My parents do a beautiful job with decorating for Christmas – they always have. Every year they get a real live tree. They have a couple of hundred of beautiful ornaments, as well as garlands and other assorted decorations. The tree is always put up at least two weeks before Christmas. Granted, they’re retired, but it was always like this even when they both were working.
In contrast, my husband and I broke down a couple of years ago and got a fake tree (I love the smell of evergreens, but it’s not enough to counter the expense of a live tree and the cleanup). I feel virtuous if we get the tree up a week before Christmas, and it’s been done on Christmas Eve on more than one occasion. It took me a long time to let go of my parents’ standards and to stop feeling guilty if I didn’t live up to them.

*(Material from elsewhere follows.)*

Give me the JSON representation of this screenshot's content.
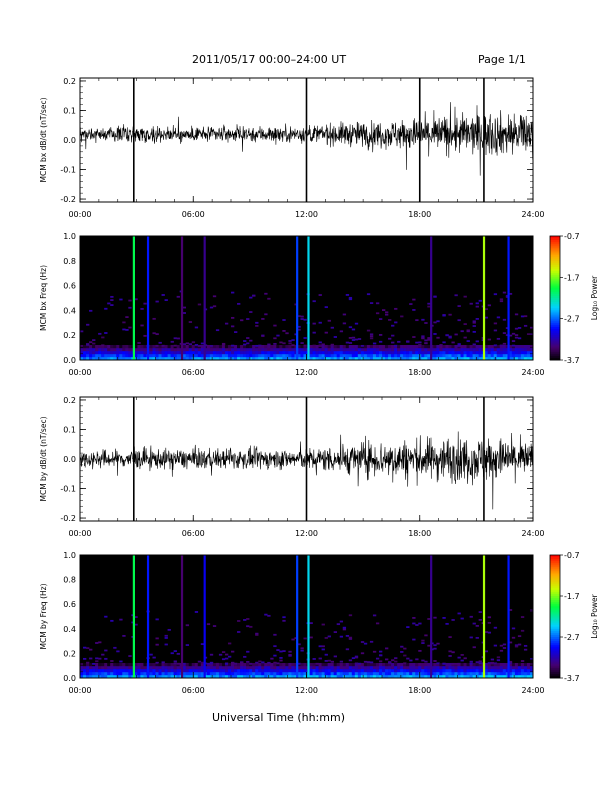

Don’t get me wrong – I love Christmas. I have some great memories of Christmas, especially sensory memories. The smell of evergreen and mulled cider, the sound of Christmas music and the dazzling display on the tree. They were such an essential part of my childhood that I’m ensuring that my son has some of the same experiences. Last year we had his best friend over to decorate Christmas cookies.
But, oh my gosh. It can be stressful. Let’s face it, those childhood memories generally don’t involve spending every weekend in crowded shopping malls finding the perfect present, opening the credit card bill in January, cooking and cleaning for fifteen people and basically running around like a chicken with your head cut off. We’re always struggling to live up to an ideal that is literally impossible to match, unless we’re Martha Stewart. And really, at least half of the people who read her magazine are trying to emulate an ideal, but usually just don’t have the time, right?
And if you have clinical depression? When it comes to the holidays, if you have depression, be good to yourself and don’t try to live up to those standards. Whatever enjoyment you’re able to get out of the season will be utterly crushed if you stress yourself out. Keep the holiday season low key and try to simplify as much as you can. I went through twenty holiday seasons with either dysthymia or major depression, so I’m a pro. I have two main suggestions on how to accomplish this.
1. Don’t try to focus on everything; don’t try to do everything. You can’t. Decide what appeals to you most about the holidays. Is it cooking great holiday food? Beautiful choral music or kitschy Christmas songs? Giving presents? Decorating? Prioritize those things in order of importance to you and decide to focus on just the top one or two things. You can always focus on one or two different things next year.
2. Simplify gift-giving. Let’s face it. Giving gifts can be enjoyable if you’ve got enough mental and physical energy to shop extensively to find the right gift for everyone on your list. When you’re depressed, this is kind of unlikely, especially if you have a large family. You might want to consider the tried and true method of each person drawing a name and just gifting that person. Or everyone could agree just to give presents to the children. Unless your family is one of the few that hasn’t been affected by the recession, probably everyone will be relieved at the idea of cutting down on gift-giving.
Another idea is to give everyone the same thing – something everyone needs, not something weird. I had an uncle, bless his heart, who used to give everyone the same present at Christmas, but it was always something odd, like a padded toilet seat. A few years ago I gave everyone one of those flashlights that you charge up by shaking. Not exciting, mind you, but a particularly good idea here in earthquake country.